The source of the discomfort was this question: Is it okay to want something, but still be okay not having it?
The thing in question I want is a relationship. A partner. More love. I am okay without it, I know this without question. My life is good, my happiness originates from inside me, and I know I will be fine if I don’t find anyone in this lifetime. But that knowledge doesn’t stop me from wanting it. And in my weaker moments, absolutely longing for it. The friends of mine who are in happy, successful relationships often quote the same piece of wisdom to me. They say, “I only found love when I stopped looking for it.” They stopped looking for it, they were okay without it, but at their core, did they stop wanting it?

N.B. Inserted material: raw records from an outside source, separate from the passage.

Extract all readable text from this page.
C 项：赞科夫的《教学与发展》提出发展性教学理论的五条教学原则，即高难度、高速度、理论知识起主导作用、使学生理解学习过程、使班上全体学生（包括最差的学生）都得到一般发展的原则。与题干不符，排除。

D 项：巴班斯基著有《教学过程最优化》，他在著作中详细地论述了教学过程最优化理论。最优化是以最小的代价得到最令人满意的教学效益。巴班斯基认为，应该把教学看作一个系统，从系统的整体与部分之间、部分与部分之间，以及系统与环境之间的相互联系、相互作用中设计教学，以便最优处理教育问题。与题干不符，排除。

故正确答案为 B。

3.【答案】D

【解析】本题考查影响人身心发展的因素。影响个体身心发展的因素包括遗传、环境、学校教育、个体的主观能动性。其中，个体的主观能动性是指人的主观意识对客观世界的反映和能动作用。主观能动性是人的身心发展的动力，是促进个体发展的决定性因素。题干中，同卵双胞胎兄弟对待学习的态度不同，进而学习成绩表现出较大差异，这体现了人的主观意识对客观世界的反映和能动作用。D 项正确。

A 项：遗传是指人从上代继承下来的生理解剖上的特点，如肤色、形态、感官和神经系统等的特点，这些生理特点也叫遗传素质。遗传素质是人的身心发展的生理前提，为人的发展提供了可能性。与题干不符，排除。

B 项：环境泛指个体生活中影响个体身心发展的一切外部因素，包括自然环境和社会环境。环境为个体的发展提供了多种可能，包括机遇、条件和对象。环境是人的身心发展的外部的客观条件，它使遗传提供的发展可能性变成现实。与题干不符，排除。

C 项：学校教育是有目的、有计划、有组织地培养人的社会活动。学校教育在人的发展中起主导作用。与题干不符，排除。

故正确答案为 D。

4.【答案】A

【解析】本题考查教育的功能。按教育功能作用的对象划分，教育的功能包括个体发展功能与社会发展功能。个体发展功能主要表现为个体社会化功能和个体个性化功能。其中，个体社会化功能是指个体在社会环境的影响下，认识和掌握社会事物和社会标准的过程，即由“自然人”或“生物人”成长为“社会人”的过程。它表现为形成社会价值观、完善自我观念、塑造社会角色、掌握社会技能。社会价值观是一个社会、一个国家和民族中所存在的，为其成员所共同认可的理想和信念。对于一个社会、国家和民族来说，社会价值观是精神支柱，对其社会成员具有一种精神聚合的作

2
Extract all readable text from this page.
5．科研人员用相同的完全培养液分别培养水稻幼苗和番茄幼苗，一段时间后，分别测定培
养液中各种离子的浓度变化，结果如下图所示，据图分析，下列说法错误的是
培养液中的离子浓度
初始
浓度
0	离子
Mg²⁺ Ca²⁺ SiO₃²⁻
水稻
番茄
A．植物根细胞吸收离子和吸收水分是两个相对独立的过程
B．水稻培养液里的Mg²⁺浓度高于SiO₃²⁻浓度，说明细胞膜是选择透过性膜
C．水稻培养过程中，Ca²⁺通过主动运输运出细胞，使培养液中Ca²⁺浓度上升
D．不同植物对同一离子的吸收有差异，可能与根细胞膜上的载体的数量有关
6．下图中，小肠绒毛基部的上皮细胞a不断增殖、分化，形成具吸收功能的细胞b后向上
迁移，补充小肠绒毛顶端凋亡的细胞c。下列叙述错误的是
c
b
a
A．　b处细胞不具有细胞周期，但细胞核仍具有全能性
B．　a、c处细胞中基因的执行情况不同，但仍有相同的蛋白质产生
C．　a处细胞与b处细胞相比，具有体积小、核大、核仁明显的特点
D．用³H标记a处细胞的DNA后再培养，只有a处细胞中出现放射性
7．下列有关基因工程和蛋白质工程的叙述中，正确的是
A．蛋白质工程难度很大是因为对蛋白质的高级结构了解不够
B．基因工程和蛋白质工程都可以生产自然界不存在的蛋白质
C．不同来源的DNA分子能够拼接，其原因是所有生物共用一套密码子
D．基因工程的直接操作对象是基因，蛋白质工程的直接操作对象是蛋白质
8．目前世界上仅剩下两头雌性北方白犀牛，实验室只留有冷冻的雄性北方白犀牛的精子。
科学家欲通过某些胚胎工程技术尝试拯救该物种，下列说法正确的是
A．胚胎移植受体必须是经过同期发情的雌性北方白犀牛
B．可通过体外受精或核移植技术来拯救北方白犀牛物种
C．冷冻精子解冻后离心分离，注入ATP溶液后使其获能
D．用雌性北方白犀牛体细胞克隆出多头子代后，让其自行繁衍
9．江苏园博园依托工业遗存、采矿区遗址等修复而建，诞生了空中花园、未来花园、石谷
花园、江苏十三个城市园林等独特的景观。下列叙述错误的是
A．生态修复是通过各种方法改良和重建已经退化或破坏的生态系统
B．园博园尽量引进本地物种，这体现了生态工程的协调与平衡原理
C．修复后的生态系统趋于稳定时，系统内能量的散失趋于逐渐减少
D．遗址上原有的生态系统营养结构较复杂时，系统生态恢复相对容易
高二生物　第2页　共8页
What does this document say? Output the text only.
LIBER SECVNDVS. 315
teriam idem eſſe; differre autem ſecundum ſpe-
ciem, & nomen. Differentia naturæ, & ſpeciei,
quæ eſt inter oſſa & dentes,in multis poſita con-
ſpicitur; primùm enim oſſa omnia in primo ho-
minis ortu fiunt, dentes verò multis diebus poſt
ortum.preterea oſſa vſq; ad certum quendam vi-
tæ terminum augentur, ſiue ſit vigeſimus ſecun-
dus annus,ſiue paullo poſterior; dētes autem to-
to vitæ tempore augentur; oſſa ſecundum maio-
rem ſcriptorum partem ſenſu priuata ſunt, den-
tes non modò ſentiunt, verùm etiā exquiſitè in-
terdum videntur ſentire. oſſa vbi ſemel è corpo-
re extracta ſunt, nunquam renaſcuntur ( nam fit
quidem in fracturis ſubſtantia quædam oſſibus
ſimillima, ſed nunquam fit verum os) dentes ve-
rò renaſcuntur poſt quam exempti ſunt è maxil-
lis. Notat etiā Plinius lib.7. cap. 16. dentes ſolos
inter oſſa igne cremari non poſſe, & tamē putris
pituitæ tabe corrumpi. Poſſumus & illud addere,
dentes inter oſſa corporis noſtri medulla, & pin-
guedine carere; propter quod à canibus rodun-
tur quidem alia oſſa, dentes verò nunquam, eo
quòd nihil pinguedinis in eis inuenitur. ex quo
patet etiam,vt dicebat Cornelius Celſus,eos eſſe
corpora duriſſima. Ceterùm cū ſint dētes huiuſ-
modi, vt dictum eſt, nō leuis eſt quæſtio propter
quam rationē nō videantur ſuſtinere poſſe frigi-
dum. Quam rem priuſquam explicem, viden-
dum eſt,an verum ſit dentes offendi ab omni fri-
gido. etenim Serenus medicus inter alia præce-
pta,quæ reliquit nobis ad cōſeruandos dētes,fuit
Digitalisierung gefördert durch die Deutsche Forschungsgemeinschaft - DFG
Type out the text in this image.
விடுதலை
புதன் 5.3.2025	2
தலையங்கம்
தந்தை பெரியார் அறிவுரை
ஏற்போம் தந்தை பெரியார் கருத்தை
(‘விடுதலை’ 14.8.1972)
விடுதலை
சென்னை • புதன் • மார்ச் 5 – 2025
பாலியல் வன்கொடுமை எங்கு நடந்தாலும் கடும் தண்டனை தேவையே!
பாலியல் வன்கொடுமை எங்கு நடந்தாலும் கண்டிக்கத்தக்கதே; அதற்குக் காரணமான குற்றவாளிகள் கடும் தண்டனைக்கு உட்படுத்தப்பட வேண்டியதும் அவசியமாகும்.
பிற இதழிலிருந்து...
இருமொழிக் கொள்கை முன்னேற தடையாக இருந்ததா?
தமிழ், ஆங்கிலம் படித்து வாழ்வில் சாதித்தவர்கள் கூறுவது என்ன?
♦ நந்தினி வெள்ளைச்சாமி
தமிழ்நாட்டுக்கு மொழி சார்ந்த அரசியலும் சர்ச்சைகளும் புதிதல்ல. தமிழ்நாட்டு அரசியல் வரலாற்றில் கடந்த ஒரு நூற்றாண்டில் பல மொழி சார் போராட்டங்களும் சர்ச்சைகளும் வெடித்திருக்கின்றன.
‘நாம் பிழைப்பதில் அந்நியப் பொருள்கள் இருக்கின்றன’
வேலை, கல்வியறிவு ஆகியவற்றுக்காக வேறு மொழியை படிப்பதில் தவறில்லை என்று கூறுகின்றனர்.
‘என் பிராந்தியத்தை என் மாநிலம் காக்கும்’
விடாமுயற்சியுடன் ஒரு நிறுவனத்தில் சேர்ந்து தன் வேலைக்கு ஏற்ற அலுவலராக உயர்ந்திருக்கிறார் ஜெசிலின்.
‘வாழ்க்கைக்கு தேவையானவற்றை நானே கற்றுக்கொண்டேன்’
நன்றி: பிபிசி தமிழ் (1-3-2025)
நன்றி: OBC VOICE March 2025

Last New Year’s Eve, I went out with a group of friends. The evening was mostly unplanned, we declared we were “going to have fun” and set out into the night. By some fluke, we ended up on a roofdeck in Old City in time for fireworks and the countdown to midnight. Tracie, one of the women who was out with us that night, had recently given up dating. She proclaimed that she was done with men, especially tortured artists and musicians, and was really okay being alone. As a caveat, an aside to the universe, she ended her statement by mentioning that if there was someone out there for her, she’d like him to be a CPA. That night, on the roofdeck, Bob walked up to Tracie. He was a CPA. They recently bought a house together, a year after they unexpectedly met on that roof.
After discussion with friends, my parents and strangers at restaurants, I’ve come to the conclusion that wanting something, but being okay without it, is an acceptable place to be. That being okay does not dissolve the wanting. And that the process of wanting makes the getting more valuable.